Elysian describes a blissful state. A state that I slowly but surely work everyday towards achieving. Peace, bliss, beauty, grace. These are all things I aspire to be – to have in my life. The word originates from the word Elysian – in classical mythology – also known as the Elysian Fields – the paradise reserved for heroes immortalized by the Gods. Ancient Greek poets imagined it as the abode of the blessed after death. The first recorded use of Elysian to be used to describe a blissful state by Shakespear.

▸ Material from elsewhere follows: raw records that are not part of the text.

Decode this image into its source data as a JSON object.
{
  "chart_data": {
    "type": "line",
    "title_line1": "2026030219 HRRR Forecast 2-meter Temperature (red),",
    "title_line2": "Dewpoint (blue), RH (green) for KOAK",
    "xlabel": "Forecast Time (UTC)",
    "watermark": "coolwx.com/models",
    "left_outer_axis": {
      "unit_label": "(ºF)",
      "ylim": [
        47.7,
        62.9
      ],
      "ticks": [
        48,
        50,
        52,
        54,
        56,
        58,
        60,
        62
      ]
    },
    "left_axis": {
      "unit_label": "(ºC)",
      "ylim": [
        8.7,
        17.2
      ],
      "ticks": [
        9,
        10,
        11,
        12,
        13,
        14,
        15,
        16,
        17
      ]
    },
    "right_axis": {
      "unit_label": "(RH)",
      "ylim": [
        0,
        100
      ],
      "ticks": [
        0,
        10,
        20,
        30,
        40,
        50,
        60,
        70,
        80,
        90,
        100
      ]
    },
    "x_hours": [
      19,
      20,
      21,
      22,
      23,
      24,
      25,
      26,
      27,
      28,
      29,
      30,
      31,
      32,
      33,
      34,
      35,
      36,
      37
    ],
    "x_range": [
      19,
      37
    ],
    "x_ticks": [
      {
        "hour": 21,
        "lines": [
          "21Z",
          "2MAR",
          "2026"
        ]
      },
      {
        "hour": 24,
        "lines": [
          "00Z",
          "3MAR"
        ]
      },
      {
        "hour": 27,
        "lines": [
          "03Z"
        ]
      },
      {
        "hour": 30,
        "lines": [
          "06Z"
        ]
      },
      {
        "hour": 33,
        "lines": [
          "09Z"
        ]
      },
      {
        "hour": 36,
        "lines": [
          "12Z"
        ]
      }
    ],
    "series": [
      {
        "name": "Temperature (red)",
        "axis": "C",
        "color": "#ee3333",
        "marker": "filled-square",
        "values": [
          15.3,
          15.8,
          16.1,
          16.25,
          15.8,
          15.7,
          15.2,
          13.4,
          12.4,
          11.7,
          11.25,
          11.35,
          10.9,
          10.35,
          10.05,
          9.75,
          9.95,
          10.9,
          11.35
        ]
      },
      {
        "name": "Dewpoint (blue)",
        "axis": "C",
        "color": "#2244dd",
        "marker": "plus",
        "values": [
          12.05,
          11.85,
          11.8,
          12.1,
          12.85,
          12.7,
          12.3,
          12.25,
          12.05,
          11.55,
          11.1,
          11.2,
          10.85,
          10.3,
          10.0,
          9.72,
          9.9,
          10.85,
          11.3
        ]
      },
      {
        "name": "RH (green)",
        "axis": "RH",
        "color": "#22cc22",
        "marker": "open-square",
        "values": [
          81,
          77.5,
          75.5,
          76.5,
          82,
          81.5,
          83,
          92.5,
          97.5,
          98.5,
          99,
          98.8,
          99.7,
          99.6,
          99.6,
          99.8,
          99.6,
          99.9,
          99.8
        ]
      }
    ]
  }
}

Now for the time old question. Who am I? Let’s start with the physical. I am 5’7. Brown eyes. Brown hair. Tinge of balayage. What about my hobbies? My hobbies and interests include art, fashion and design. I enjoy movement – even when it is hard and makes me hate my body. But I am always trying to be better. I try to lift and kickbox and practice yoga. I like to eat but I am conscious about how much I eat now. For my 9-5 I work at the intersection of tech and sustainability but I just wrapped up a yoga teacher training. I am passionate about the environment, human rights, spirituality and storytelling. I love this planet and everything it has to offer but I think a lot about the darkness we experience on it. Books, reading, philosophy and old films often feel like home. As a child my head was either in a novel or philosophical book, either thinking about love or debating what the purpose of this existence is.
In the past, I have loaded up my plate so full that I had no time to relax. But I am also someone who enjoys being busy. I am someone who finds safety and security in my home and those closest to me. I am someone who likes to feel safe and secure through the warmth and comfort of those closest to me. Feeling abandoned is something I struggle with and I handle with difficulty. I am still on my healing journey. I enjoy subway rides. I enjoy music. I enjoy passing time in a way that does not feel unsafe or burdensome – especially when I am alone.
I have a deep inner world but sometimes my body and mind hold fear around accessing it. Diving deep into my thoughts sometimes terrifies me. Being vulnerable also terrifies me. I don’t like being vulnerable especially with new people [especially men] when I don’t think they are capable of making and holding space for me. I think vulnerability and abandonment go hand in hand. I say things like I want to be kind, gentle, patient and graceful but at times I can’t help being angry, aggressive, petty and ungraceful. I know I am trying to do better and have done a lot better than I have in the past but sometimes the loudness, the aggression, the pettiness can’t help come out.
While I rationally understand that it is hard to let go of old habits, I gently remind myself to not engage in self sabotaging behaviours. Self sabotaging feels good, it feels safe, but it is holding me and my growth back. Change does not happen overnight. Be kind, be gentle and be patient with yourself. Show yourself grace and empathy. If I want to show up for others in a kind, gentle and patient manner, then I must do the same for myself. And it’s okay for these things to take time. There is no rush or pressure. Only the pressure I impose on myself. Time isn’t real and if the universe has something planned for you, there’s nothing you can do to change the outcome if you just wait.